Ibu mulai berbicara. "Faith, tutup mulutmu. Jangan sampai ucapanmu yang tak sopan itu didengar oleh orang lain." Faith mendengus. Arnuity tertawa, namun ucapan ibu selanjutnya membuatnya tertegun. "Kau lihat, kan, Annie. Effie dan Mr. Haddington terlihat sangat bahagia. Mereka tak bisa berhenti terkikik saat prosesi pernikahan. Kalau kamu mau menunggu dua tahun lagi, ibu yakin akan ada pria terhormat yang akan datang melamarmu. Lihatlah, kau bahkan dapat bunga pernikahan Effie. Anggap saja sebagai tanda keberuntunganmu."
"Ibu! Ibu sudah berjanji tak akan membicarakan hal ini sebelum suratku tiba. Selama aku belum mendapatkan suratnya, aku tak akan mendengarkan hal ini."
"Kau adalah anak pertama, Annie. Ini adalah tanggung jawabmu. Baiklah aku tak akan membicarakannya lagi. Tak perlu kau tutup telingamu seperti itu. Aku tahu kau masih bisa mendengarku. Kalau kau sudah merasa peduli dengan ibu, katakanlah segera."
Karena Arnuity bersikeras, topik obrolan keluarga Skylark itu pun berganti. Faith berbicara dengan Verity tentang sesuatu, yang terdengar seperti sungai, ikan karper, dan cacing. Merencanakan kenakalan, Annie tahu. Hanya Tuhan yang tahu berapa banyak ide-ide kejahatan di otak Faith. Namun, Annie tak perlu risau, karena Verity akan menahan gempuran rencana-rencana itu dengan kemurniannya.
Annie mulai sibuk dengan pikirannya sendiri. Dunia sudah mulai modern. Saat ini tak hanya anak laki-laki saja yang bisa bersekolah, anak-anak perempuan pun bisa. Namun ibu tetap berusaha memaksanya untuk menikah. Alasan yang bisa ditebak adalah Fawnington membutuhkan seorang pria kaya raya supaya bisa kembali berjaya seperti dahulu. Tapi Annie masih berusia enam belas tahun. Ia masih ingin menikmati masa-masa lajangnya sebelum ia akan menikah.
Di balik pohon beech yang besar, Fawnington berdiri di tengah-tengah rerumputan. Rumah itu bertingkat dua, dengan jendela-jendelanya yang berjajar, dan diwarnai oleh ivy di dindingnya. Sebuah kotak surat berada di depan rumah. Ada seorang gadis muda dengan topi felt yang sedang memasukkan surat ke dalamnya. Annie menyipitkan mata. Lihatlah, bahkan saat ini wanita saja sudah bisa bekerja.

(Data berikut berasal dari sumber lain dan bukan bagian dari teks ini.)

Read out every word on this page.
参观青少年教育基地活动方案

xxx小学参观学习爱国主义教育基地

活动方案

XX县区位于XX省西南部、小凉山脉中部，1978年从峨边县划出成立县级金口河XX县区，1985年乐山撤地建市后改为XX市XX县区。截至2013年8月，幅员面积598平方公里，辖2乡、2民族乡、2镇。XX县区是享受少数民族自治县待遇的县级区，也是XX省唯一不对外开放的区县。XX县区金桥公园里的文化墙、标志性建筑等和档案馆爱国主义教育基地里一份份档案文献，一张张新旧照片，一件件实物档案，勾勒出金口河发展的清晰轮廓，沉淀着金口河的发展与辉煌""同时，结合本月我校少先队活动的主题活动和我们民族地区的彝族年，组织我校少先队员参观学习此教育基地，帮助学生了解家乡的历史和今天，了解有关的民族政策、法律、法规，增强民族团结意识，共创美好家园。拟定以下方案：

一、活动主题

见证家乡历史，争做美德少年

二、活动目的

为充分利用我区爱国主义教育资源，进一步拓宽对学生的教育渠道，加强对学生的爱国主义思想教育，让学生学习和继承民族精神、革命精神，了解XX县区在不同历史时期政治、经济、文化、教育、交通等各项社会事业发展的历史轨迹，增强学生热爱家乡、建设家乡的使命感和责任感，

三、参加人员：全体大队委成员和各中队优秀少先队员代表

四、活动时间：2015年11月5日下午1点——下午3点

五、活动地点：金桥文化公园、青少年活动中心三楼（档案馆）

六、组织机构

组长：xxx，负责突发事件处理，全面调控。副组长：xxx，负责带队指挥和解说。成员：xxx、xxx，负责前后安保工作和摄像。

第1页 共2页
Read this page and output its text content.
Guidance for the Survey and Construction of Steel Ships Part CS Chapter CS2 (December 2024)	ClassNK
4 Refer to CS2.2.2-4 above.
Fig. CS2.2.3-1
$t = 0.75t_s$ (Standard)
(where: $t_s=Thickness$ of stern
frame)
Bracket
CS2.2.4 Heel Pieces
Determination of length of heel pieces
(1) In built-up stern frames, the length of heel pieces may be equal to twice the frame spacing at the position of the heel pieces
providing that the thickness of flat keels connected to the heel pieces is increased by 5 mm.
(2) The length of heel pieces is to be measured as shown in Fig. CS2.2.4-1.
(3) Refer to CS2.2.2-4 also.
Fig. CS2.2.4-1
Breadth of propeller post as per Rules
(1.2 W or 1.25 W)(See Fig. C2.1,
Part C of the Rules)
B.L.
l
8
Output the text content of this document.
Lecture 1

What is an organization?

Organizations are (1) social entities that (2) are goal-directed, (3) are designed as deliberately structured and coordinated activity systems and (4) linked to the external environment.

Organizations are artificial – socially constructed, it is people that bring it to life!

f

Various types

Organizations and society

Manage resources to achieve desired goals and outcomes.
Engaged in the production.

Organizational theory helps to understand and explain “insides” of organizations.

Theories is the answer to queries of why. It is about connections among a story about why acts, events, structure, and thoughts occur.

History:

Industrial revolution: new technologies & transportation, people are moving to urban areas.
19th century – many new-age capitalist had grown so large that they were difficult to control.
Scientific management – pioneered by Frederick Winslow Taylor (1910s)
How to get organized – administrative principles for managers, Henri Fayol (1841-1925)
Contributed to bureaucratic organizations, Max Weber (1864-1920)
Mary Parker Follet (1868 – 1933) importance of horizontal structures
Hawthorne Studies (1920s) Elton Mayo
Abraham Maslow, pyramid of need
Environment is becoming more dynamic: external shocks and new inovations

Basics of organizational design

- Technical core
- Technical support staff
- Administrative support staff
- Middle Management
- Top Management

Oh iya, kotak surat! Itu yang ditunggunya. Annie berlari menuju kotak surat itu. Wajahnya memerah. Setelah mengucapkan terimakasih pada gadis pengantar surat, Annie segera membawa tumpukan kertas berharga itu ke dalam rumah.
Surat dari Palais Lyle pasti tiba hari ini. Annie sudah memperhitungkannya. Tangannya memeriksa surat satu persatu dengan cekatan. Untuk Mrs. Skylark, untuk Mrs. Skylark, dan untuk Mrs. Skylark. Bahkan Faith mendapat sepucuk surat, entah dari siapa. Annie mendesah kecewa. Tak ada yang tertuju untuknya!
"Belum datang juga? Sayang sekali. Semoga saja surat itu tak dijatuhkan oleh pengantar surat baru itu," ucap Faith yang tiba-tiba datang. Matanya juga ikut melihat surat-surat yang berserakan di meja. "Ada surat untukku! Tak kusangka akan tiba hari ini. Annie, jangan terlalu mengharapkan sesuatu, atau dia tak akan pernah datang."
Annie mendengus. Ia ingin menarik rambut kemerahan adiknya yang menyebalkan itu, namun kecemasan melandanya. Bagaimana kalau surat itu tak sampai? Ia tak akan pernah tahu kalau ia diterima di Palais Lyle dan melewatkan tanggal masuknya. Bagaimana kalau pendaftar yang tertolak memang tak akan dikirimi surat? Oh, ia mungkin akan terus berharap hingga tua renta.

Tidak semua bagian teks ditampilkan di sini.